Une demande a été déposée pour sauvegarder et télécharger des fichiers vidéo depuis les caméras du 15 Sumkan Street, appartement 12, faite par le policier Daniel le 20 juillet 2022 (P/51), dans laquelle il était indiqué que l'heure de l'incident était 13h20 et qu'il était demandé de télécharger le matériel entre 12h30 et 13h40. L'agent Daniel a noté qu'il avait produit les preuves numériques et gravé les fichiers sur un CD sans aucune modification ni modification.
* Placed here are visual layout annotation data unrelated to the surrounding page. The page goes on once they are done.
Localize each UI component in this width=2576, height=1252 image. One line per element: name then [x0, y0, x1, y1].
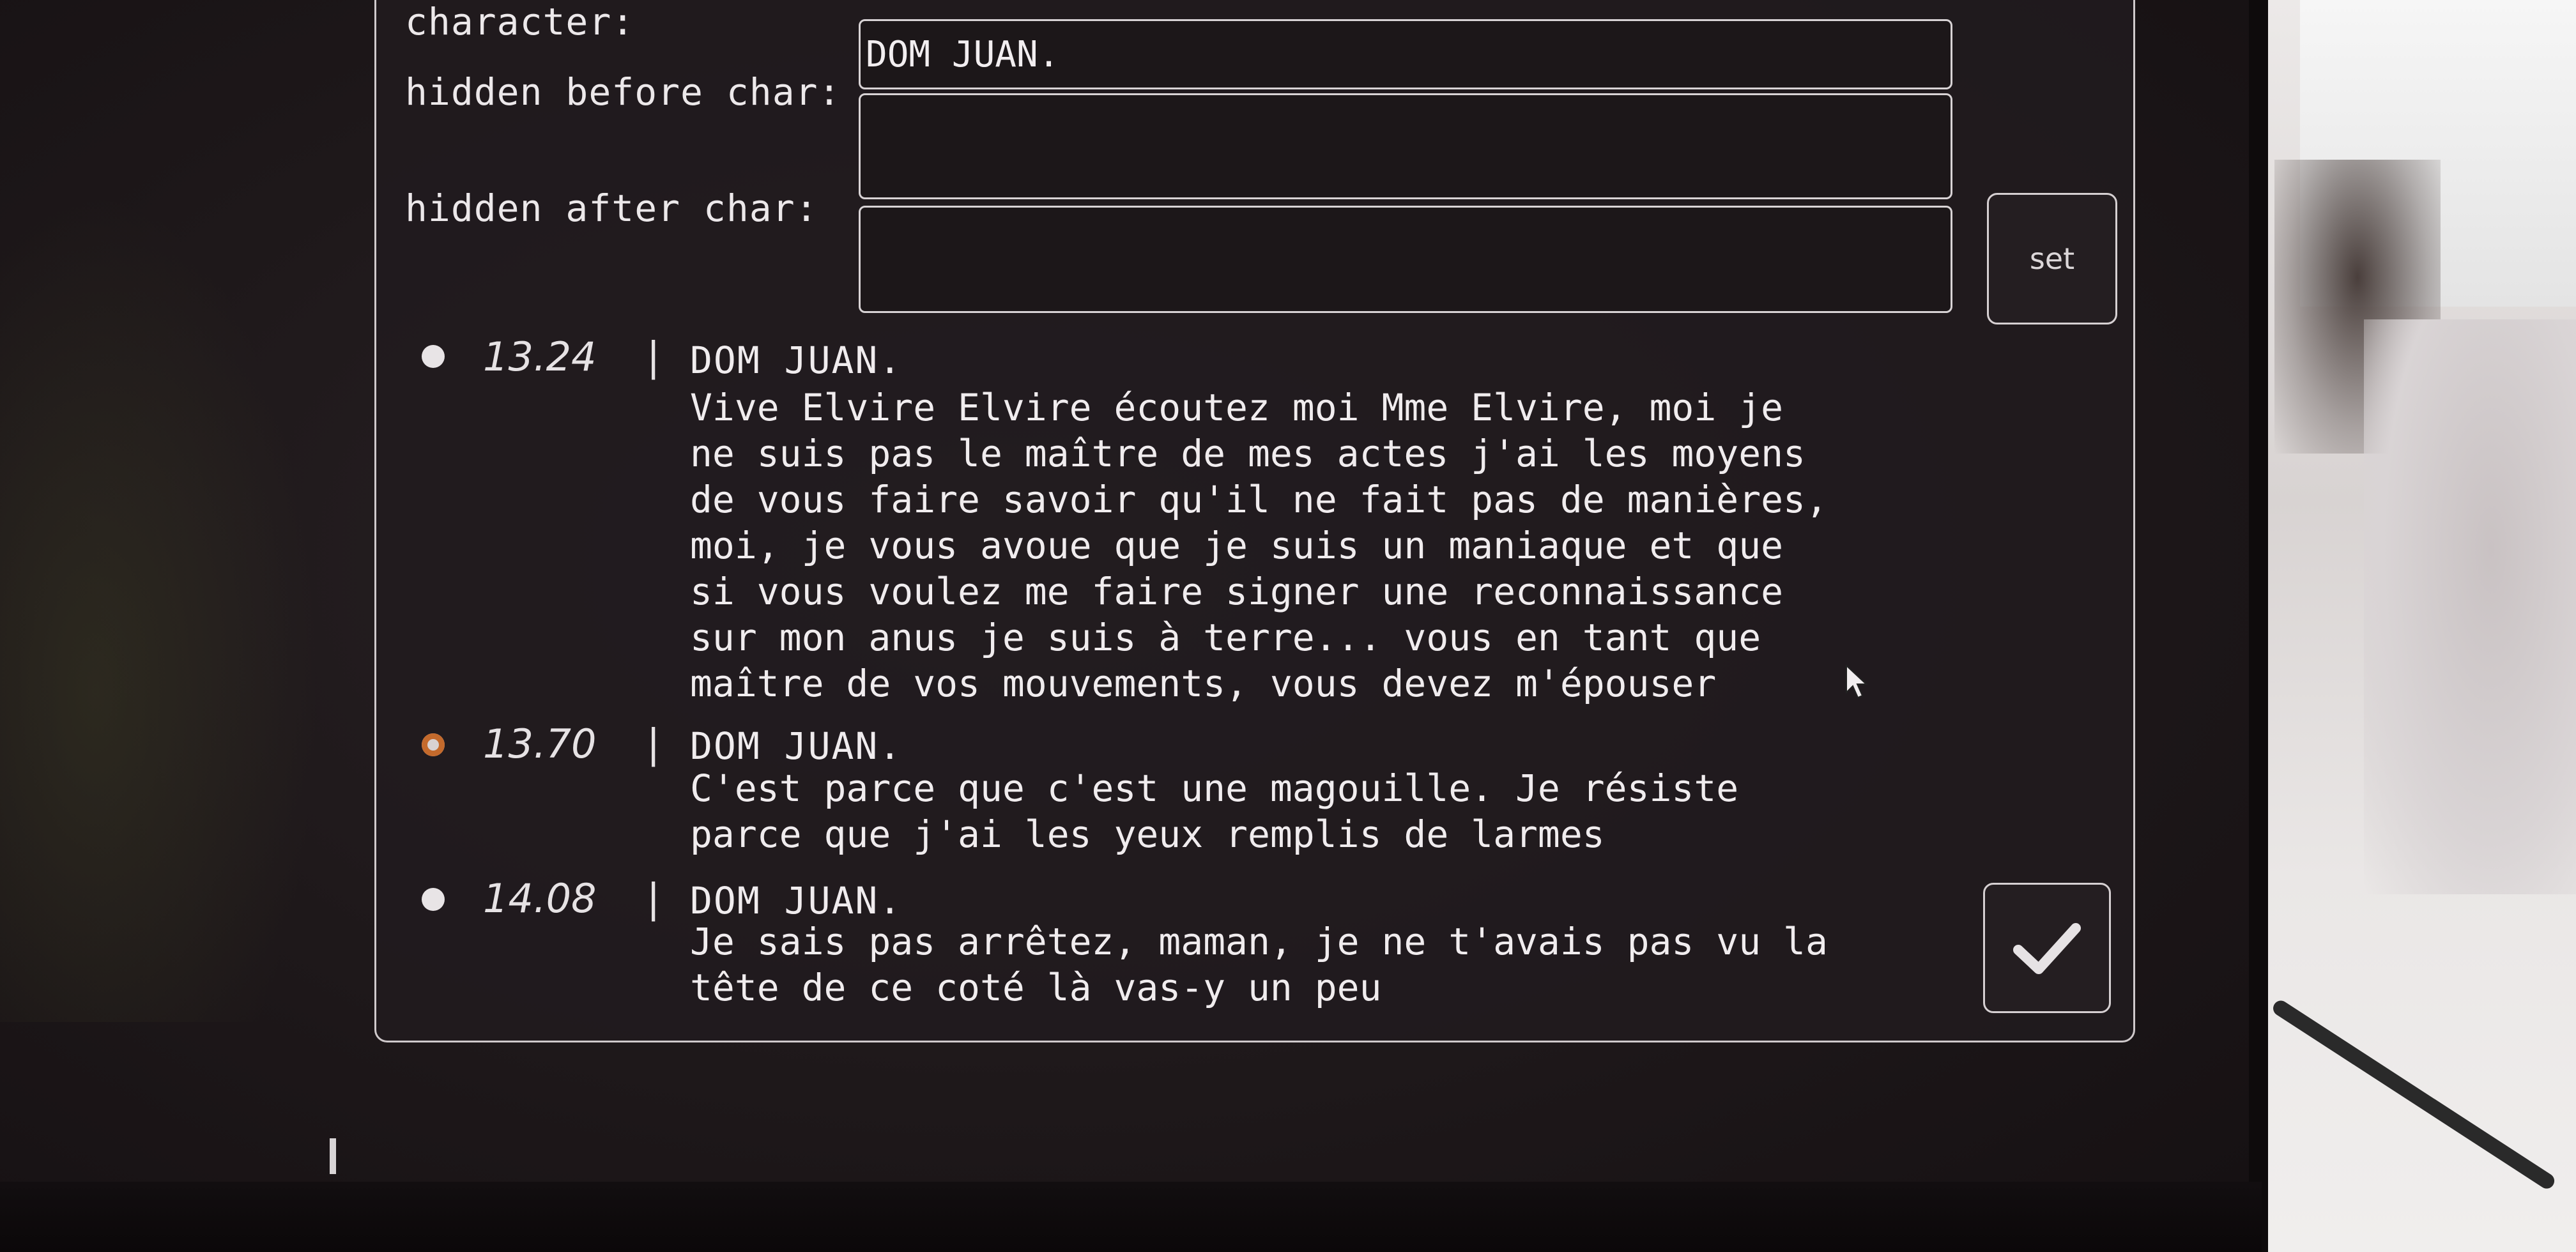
confirm-button[interactable] [1983, 883, 2111, 1013]
entry-line: maître de vos mouvements, vous devez m'é… [690, 662, 1717, 705]
entry-line: moi, je vous avoue que je suis un maniaq… [690, 524, 1784, 567]
text-caret [330, 1138, 336, 1174]
set-button-label: set [2029, 241, 2075, 276]
monitor-bezel-bottom [0, 1182, 2262, 1252]
entry-separator: | [641, 333, 666, 380]
entry-time: 13.70 [483, 721, 597, 767]
entry-line: parce que j'ai les yeux remplis de larme… [690, 813, 1605, 856]
hidden-after-label: hidden after char: [405, 187, 818, 230]
entry-line: sur mon anus je suis à terre... vous en … [690, 616, 1761, 659]
character-input[interactable] [859, 19, 1952, 89]
hidden-before-input[interactable] [859, 93, 1952, 199]
set-button[interactable]: set [1987, 193, 2117, 324]
entry-speaker: DOM JUAN. [690, 339, 903, 382]
entry-line: Vive Elvire Elvire écoutez moi Mme Elvir… [690, 386, 1784, 429]
entry-line: Je sais pas arrêtez, maman, je ne t'avai… [690, 920, 1828, 963]
hidden-after-input[interactable] [859, 206, 1952, 313]
room-figure [2364, 319, 2576, 894]
monitor-bezel-right [2249, 0, 2268, 1252]
dot-icon [422, 345, 445, 368]
entry-line: tête de ce coté là vas-y un peu [690, 966, 1382, 1009]
entry-separator: | [641, 875, 666, 922]
dot-icon [422, 888, 445, 911]
active-dot-icon [422, 733, 445, 756]
entry-line: si vous voulez me faire signer une recon… [690, 570, 1784, 613]
entry-separator: | [641, 721, 666, 767]
entry-line: ne suis pas le maître de mes actes j'ai … [690, 432, 1805, 475]
entry-time: 13.24 [483, 333, 597, 380]
character-label: character: [405, 0, 635, 43]
checkmark-icon [2013, 923, 2081, 974]
hidden-before-label: hidden before char: [405, 70, 841, 114]
entry-line: C'est parce que c'est une magouille. Je … [690, 767, 1739, 810]
entry-speaker: DOM JUAN. [690, 879, 903, 922]
entry-time: 14.08 [483, 875, 597, 922]
screen-glare [0, 192, 319, 1022]
entry-line: de vous faire savoir qu'il ne fait pas d… [690, 478, 1828, 521]
mouse-pointer-icon [1846, 664, 1868, 699]
entry-speaker: DOM JUAN. [690, 724, 903, 768]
Une demande a été déposée pour une commande combinée - perquisition du lieu et pénétration de matériel informatique, menée par le policier Yoni Abitbol le 20 juillet 2022 à 17h30, dans laquelle un ordre a été demandé pour la pénétration et l'examen de tout matériel informatique trouvé lors de la fouille aux adresses suivantes : 6 rue Saharon, Tel Aviv, et 15 rue Sumkan, appartement 12 à Tel Aviv. Le 21 juillet 2022, à l'issue d'une audience en présence d'un représentant de la police, le tribunal de magistrats de Tel-Aviv a accordé une saisie et un mandat de perquisition pour les caméras DVR Dans les adresses demandées (ainsi que la réception de documents de l'hôpital Wolfson) (p/59, p. 292 de Prut).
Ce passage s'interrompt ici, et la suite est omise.